Investment Tax Loss Harvesting, a Federal & NJ Approach
(The short as I could make it version)
If you have a taxable, non-retirement plan, investment account you should consider the power of harvesting investment losses. Why? To pay less tax, of course. Generally, you want to take the losses to offset other investment gains or create a tax-deductible loss. Some investment funds or software can do this “on purpose,” and you might be able to turn this feature on and off at will to arrive at the “loss figure” you planned on. There are funds and software available that can assist you with this method. To do this, a stock needs to be sold, which is currently in a loss status. Overall, you don’t really want to get out of this position because you should be investing for the long term.
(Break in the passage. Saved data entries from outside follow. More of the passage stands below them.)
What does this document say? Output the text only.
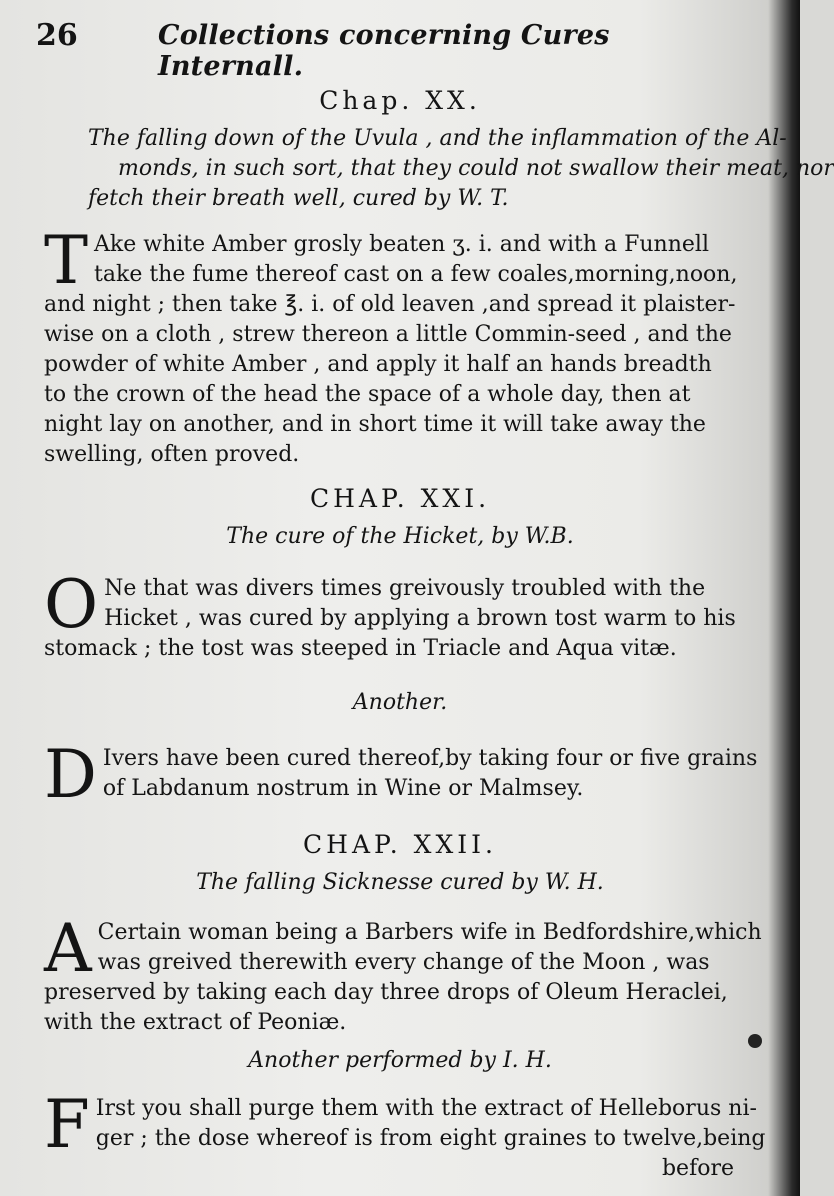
26	Collections concerning Cures Internall.
Chap. XX.
The falling down of the Uvula , and the inflammation of the Al-
monds, in such sort, that they could not swallow their meat, nor
fetch their breath well, cured by W. T.
T Ake white Amber grosly beaten ʒ. i. and with a Funnell
take the fume thereof cast on a few coales,morning,noon,
and night ; then take ℥. i. of old leaven ,and spread it plaister-
wise on a cloth , strew thereon a little Commin-seed , and the
powder of white Amber , and apply it half an hands breadth
to the crown of the head the space of a whole day, then at
night lay on another, and in short time it will take away the
swelling, often proved.
CHAP. XXI.
The cure of the Hicket, by W.B.
O Ne that was divers times greivously troubled with the
Hicket , was cured by applying a brown tost warm to his
stomack ; the tost was steeped in Triacle and Aqua vitæ.
Another.
D Ivers have been cured thereof,by taking four or five grains
of Labdanum nostrum in Wine or Malmsey.
CHAP. XXII.
The falling Sicknesse cured by W. H.
A Certain woman being a Barbers wife in Bedfordshire,which
was greived therewith every change of the Moon , was
preserved by taking each day three drops of Oleum Heraclei,
with the extract of Peoniæ.
Another performed by I. H.
F Irst you shall purge them with the extract of Helleborus ni-
ger ; the dose whereof is from eight graines to twelve,being
before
But they will sell it and replace the stock with another similar stock. So, ultimately you are in the same investing position. You just switched the stocks that cover that portion of your portfolio. But there’s always a catch. The stock can not be so similar that a “wash sale” occurs.
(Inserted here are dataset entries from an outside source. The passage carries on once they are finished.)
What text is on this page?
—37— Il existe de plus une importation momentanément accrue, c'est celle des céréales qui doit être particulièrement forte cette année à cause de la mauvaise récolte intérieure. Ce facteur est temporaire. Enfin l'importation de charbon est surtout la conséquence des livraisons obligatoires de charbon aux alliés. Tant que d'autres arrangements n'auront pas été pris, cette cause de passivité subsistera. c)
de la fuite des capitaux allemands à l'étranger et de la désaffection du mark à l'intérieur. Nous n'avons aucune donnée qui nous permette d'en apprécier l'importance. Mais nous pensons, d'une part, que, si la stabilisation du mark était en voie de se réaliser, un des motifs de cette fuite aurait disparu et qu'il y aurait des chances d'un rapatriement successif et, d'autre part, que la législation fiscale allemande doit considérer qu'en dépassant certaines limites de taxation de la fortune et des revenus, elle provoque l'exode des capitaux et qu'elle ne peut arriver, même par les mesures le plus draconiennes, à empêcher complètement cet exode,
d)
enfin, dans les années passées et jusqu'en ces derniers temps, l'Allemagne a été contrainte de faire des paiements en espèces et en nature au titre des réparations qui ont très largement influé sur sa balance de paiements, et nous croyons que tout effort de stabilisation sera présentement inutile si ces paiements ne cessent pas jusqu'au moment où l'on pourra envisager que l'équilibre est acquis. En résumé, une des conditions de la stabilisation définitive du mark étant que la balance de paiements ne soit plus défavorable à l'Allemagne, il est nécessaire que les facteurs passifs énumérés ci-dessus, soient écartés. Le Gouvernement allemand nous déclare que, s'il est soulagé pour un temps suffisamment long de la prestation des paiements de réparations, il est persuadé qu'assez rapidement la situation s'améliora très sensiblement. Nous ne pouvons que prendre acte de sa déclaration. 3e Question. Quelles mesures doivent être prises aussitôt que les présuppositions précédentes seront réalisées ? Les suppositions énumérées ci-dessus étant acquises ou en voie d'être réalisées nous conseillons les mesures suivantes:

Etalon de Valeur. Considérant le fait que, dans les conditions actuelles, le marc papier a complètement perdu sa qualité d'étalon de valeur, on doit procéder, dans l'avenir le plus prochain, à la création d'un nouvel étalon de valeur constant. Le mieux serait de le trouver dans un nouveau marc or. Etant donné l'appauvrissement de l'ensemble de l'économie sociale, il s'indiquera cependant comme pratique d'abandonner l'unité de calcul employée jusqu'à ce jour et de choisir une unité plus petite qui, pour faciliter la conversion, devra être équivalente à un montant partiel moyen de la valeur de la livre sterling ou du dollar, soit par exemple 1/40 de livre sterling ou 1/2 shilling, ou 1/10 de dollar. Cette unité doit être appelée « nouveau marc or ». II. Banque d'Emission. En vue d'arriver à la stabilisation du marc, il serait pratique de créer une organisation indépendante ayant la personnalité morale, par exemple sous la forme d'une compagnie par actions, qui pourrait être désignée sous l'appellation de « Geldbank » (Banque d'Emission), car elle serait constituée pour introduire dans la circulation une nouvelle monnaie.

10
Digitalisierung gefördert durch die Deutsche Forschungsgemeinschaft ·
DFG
The IRS has figured out this strategy as well, not a surprise, and will not allow the sale of the stock only to repurchase the same stock 5 minutes later. Thus, the created loss will basically be avoid. So, the stock would have to be out of your portfolio(s) for 30 days. The investment fund knows this and or has software that will purchase a stock that avoids the wash sale rule but covers your portfolio position appropriately.
Note the losses have some limitations. You can offset the capital loss against other capital gains completely, but if your losses exceed the gains, you will be limited to a capital loss of $3,000, federal. If the amount goes over $3,000, they will be carried forward to the following year. However, the state, NJ, is not so kind. NJ will not allow a net loss. You are only allowed to offset the loss against other capital gains in that year for that year. NJ will not allow you to carry the capital loss forward either, so you will lose the loss, unfair but true. So, you will also have to weigh the NJ tax calculation into the equation as well. Also, NJ does not have a “capital gains” tax rate; it is taxed as income.
Tax-loss harvesting can be helpful in several different circumstances, and preplanning would be the best course of action. If you take the federal and NJ tax rate and calculations into account, this method could work out well for you, depending upon your income level.
As always, seek the advice of your financial professionals before implementing any method on your own.